Gunner, “Power.” The tank bowed and turned its turret before lowering its gun barrel. Turrets moving under power have a reputation for cutting off body parts; main guns have a habit of slamming down on those walking under them.

Commander, “Fire.”

Gunner, “On the way!” SWOOSH!!—we had just been insured by the U.S. 11th Cav, funeral arrangements still pending.

Commander, “Target! Ceasefire. Driver back up,” and the queer mechanical shape went on its way.

We waited for the MEDEVAC (God’s lunatics) to rotor in before tracking the tank to its den, where a strange comfort was waiting. Four Pattons and four armored personnel carriers (there to carry supplies), had encircled a disabled M551 Sheridan light tank, like elephants do with their young. Earlier in the day, the Sheridan lost a wheel to a pressure mine. A grunt riding on the rear with his legs dangling down lost them, too.

While a repair crew worked on the disabled tank and the radio kept us updated on our injured comrade, we partied to transistor radios, built bonfires, and pulled guard duty. Bob and I stayed with the Sheridan and sacked out inside for the hell of it.

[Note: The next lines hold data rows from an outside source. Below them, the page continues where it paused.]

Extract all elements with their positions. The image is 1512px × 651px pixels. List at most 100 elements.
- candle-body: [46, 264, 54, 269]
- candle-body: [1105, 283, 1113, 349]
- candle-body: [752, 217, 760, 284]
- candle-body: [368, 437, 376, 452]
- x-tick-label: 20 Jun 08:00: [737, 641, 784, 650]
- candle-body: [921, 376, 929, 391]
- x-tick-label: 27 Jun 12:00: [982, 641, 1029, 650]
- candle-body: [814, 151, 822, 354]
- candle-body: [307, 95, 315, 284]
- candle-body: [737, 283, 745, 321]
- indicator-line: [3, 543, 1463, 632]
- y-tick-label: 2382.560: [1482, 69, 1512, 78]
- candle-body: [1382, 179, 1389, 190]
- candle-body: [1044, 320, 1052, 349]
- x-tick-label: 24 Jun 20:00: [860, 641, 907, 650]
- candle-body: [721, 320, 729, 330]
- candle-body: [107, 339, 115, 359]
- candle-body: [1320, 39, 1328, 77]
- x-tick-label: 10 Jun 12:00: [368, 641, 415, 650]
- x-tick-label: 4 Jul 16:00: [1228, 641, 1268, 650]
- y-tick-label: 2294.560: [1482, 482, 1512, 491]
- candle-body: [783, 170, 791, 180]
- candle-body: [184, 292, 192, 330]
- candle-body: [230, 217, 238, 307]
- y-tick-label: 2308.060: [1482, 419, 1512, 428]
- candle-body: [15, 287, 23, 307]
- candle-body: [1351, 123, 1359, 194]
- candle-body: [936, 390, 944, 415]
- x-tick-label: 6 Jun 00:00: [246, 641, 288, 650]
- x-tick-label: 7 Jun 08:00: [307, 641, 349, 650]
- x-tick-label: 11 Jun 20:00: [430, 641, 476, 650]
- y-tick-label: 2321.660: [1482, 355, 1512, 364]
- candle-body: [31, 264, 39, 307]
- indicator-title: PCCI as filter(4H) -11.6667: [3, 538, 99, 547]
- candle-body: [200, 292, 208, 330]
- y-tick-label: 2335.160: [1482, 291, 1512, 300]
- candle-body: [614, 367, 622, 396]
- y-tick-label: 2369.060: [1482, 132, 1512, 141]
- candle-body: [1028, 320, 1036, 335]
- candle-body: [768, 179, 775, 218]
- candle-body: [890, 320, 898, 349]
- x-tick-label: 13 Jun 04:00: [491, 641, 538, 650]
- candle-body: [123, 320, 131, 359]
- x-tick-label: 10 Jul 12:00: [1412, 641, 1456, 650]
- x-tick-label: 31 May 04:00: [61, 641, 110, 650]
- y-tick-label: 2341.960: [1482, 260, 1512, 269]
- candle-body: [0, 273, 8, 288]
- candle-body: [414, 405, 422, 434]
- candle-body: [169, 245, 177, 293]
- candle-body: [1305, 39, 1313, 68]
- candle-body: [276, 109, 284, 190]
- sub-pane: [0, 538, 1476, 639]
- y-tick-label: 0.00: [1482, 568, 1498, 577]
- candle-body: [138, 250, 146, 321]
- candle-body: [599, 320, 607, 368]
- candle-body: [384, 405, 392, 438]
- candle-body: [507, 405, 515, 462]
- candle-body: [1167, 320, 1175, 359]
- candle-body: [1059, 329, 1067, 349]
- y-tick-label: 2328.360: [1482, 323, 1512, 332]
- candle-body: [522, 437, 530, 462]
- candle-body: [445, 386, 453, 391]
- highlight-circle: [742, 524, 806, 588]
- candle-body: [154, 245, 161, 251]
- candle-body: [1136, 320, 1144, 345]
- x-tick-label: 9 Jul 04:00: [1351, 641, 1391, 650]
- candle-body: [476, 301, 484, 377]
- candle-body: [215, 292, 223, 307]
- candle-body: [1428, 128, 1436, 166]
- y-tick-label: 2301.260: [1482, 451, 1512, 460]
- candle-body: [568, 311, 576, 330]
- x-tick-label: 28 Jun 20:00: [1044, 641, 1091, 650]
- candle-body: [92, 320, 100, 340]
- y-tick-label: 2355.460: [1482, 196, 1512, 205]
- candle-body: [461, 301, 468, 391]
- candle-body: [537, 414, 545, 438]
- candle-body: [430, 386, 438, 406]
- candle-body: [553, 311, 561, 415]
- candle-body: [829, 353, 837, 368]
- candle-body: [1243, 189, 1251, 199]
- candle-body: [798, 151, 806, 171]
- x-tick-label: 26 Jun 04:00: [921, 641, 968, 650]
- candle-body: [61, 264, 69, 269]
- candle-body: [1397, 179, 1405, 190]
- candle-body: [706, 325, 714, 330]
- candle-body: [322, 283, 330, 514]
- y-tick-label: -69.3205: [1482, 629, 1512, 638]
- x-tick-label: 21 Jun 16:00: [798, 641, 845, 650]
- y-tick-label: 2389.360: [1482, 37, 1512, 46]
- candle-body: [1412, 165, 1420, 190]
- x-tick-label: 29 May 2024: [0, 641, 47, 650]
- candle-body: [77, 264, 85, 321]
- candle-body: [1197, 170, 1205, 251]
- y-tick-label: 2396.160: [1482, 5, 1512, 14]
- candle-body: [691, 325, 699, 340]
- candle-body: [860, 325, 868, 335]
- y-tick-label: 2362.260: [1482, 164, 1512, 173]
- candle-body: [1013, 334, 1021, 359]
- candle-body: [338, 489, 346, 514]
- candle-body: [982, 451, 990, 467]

No need for a security perimeter or entrenchments; what fools would dare to bring the massive firepower of our combined arsenals down on their heads? To prove it, a tank riddled the wood line with flechettes, cutting down a cloud of trees in a big WHOOSH!

In the morning, news reached us that our eleven kills set a division record for an ambush and that the injured man hadn’t made it, a blow to our hearts. We shut our eyes against the future and continued on our way, the jungle opening and closing behind us, leaving no trace. No one spoke. Who will know our grief?